Wednesday, July 1, 2015

Intern's Report: Getting "Up Close and Personal" With a Common Soldier

 Today's blogger, Erin Weinman, is a history major at Rutgers University.  This post is the story of her favorite project during her summer internship at the David Library of the American Revolution.

By Erin Weinman

            My internship at the David Library ends today, and when I look back on the past  six  weeks, I think I was able to absorb much more actual knowledge of life in Revolutionary America than any class could ever allow me to learn.
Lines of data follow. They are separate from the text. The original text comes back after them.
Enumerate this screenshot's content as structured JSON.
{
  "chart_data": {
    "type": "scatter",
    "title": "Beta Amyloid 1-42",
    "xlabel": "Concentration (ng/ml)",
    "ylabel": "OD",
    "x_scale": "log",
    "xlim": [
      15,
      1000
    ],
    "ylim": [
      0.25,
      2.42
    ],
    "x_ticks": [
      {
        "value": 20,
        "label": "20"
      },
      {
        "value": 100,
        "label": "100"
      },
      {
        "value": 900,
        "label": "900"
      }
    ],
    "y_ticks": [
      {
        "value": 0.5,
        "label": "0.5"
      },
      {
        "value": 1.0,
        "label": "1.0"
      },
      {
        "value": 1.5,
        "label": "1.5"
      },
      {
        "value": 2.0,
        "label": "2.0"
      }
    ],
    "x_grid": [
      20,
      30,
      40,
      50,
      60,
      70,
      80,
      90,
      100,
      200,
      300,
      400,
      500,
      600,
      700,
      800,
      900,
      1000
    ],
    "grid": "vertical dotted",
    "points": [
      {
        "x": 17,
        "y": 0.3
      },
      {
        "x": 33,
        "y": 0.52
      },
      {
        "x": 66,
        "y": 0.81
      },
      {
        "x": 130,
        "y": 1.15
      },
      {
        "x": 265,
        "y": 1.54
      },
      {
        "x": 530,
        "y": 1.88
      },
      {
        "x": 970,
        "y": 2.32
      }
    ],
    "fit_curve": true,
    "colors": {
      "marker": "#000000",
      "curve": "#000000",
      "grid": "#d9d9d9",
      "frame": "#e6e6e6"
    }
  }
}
Librarian Kathie Ludwig asked me to undertake a very interesting task:  transcribing a series of letters written by a Revolutionary War soldier named Oliver Reed. The letters are part of a family collection, and the current custodians permitted the David Library to digitize them.  My job was to make transcriptions so that Library patrons can enjoy easy access.  At first, the letters were a bit difficult to read, but as a history student, transcribing is an important skill I must acquire if I want to become a historian.

The letters ended up being one of the most fascinating series of personal accounts I have ever read. I had the choice to write a research paper for my senior capstone at Rutgers University, but I chose instead to come to the David Library to experience what it is like to be a historian, and nothing could be more “hands-on” than this project. Although my job was simply to transcribe, I was able to learn who Oliver was on a personal level. These were his words that I was reading, his personal thoughts that he had shared privately with his wife. Once I finished all the transcribing, I was eager to learn more about the man who had written these letters and with help from Kathie and from Richard Wood, a volunteer at the David Library, I was able to flesh out the story of Oliver. We were all amazed at what came up, and I soon learned the fascinating history of Oliver’s regiment, including the fact that it marched through my hometown of Somerville, New Jersey.

            While many great American patriots are well known, the letters allowed a peek into the life of an average soldier. Oliver Reed of Pomfret, Connecticut first enlisted in the army during Lexington where he served for 12 days. Before long, he was a sergeant in the 20th Continental Regiment. His heartfelt letters humanize a man who might otherwise be lost to history, giving voice to his longing for his children, as well as his cravings for pickles and cider, and they describe his struggles with chronic illness. It’s a part of a soldier’s life that is rarely seen when studying the American Revolution, and amazingly, the David Library’s collection allowed me to bring Reed’s story to fuller life in relation to the ongoing war.

            Born in 1745, Oliver married Betty Force and moved to Pomfret in time for the birth of their first child, a daughter, Nabby. By 1776, Oliver was off in Cambridge and marching to New York for the Battle of Long Island. Using the letters of George Washington, soldier cards and a multitude of secondary resources, I was able to piece together the world of Oliver Reed by forming a timeline of historical events including the siege of Philadelphia, the battles of Trenton and Princeton, and eventually Valley Forge. Along the way, I discovered a lot about the 20th Continental (later renamed Fourth Connecticut) Regiment and its leaders, Capt. Beriah Bill, Capt. Stephen Brown and Col. John Durkee.

            The letters do more, however, than just piece together a possible campaign trail. They allow us to see what it was like to be an average soldier, or  to be a woman on the home front. Oliver himself was constantly sick and repeatedly expressed his desire to go home, even just for a few weeks. He wanted to provide for his family, send gifts to his children from Boston and eat real food. “I want sum of your pickels to Eat Long with Cold meat”, he wrote. “I want sum sider too”. 

The home front was perhaps even more tragic. In August 1777, Betty wrote to Oliver about the deaths of two of their children. Records show that a third child died just days after the letter was written. Betty had little support and relied on the help of neighbors for milk and wood. Eventually, she took her surviving son, Oliver Jr., and moved him to her in-laws’ in Wrentham, Massachusetts.

            I’m pleased to report that I was invited to write an article about the Oliver Reed letters for the website (Journal of the American Revolution).  My article follows the lives of Oliver and Betty as the war continued. The emergence of Oliver’s letters reveals a previously undiscovered story that illuminates the life of a common Revolutionary era soldier. Special thanks to both Richard and Kathie for their help with this project. It was an opportunity I never thought I would have as an undergraduate. The article is scheduled to be published on this August.

The Oliver Reed Letters, a part of the David Library Digital Archives, are currently being curated.  The Library will be making the digital letters available to researchers in the near future.